[gmx-users] A periodic boundary trajectory with lots of objects: how to get rid of artefacts?
Mark Abraham
Mark.Abraham at anu.edu.au
Tue Nov 23 18:00:52 CET 2010
On 24/11/2010 2:48 AM, ms wrote:
> Dear GROMACS users,
>
> I am trying to visualize a trajectory with hundreds of peptides which
> come and go out and in the faces of the periodic box. Problem is, when
> they cross the periodic boundary, the visualization software (I tried
> both VMD and PyMol) create visual artefacts by visualizing
> nonsensically long bonds crossing the box -which I understand, since
> the algorithms seem to have no clear notion of PBC.
>
> Using -pbc nojump or similar, given my experience with identical
> systems only containing less peptides, is not going to work (peptides
> are going to be "broken").
>
> Since all I want is some nice snasphot of the trajectory to show and
> not analysis, I feel that a much easier solution would be to find a
> setting in the visualization softwares that simply do not visualize
> bonds longer than a threshold. However I can't find such a setting.
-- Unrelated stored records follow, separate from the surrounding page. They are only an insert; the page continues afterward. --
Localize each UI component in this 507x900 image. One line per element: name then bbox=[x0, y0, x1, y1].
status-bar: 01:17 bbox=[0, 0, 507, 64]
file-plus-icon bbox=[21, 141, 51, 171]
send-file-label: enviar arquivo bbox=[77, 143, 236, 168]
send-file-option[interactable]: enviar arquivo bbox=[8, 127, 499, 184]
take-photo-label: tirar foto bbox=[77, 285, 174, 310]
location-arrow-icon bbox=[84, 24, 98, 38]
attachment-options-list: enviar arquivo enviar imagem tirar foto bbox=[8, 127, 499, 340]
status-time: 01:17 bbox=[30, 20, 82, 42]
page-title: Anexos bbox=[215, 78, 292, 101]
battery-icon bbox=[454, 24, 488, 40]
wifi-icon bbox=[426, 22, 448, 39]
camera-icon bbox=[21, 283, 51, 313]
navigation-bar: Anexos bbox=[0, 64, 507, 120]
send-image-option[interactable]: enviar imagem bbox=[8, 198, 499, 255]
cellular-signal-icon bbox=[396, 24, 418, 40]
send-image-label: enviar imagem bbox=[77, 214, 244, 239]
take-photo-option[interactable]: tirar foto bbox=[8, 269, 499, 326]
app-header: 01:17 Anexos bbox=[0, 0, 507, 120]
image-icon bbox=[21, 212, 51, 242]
> Does one exist? Does a "PBC mode" exist? What kind of solution do you
> propose? I googled quite a bit but I couldn't find much.
If you only want a snapshot, then simply write a single chosen frame to
a .gro or .pdb using trjconv. Load only that into VMD, and it won't
generate PBC-crossing bonds.
If you want a movie, then there I seem to recall that there is a VMD
option to generate bonds for each frame, and not to use those from the
first frame. Ask their mailing list. Such bonds will not traverse the
PBC, obviously. There is no general solution for bonds visualized on a
single set of coordinates, however - over a trajectory, either molecules
appear to diffuse out of the box, or appear to break.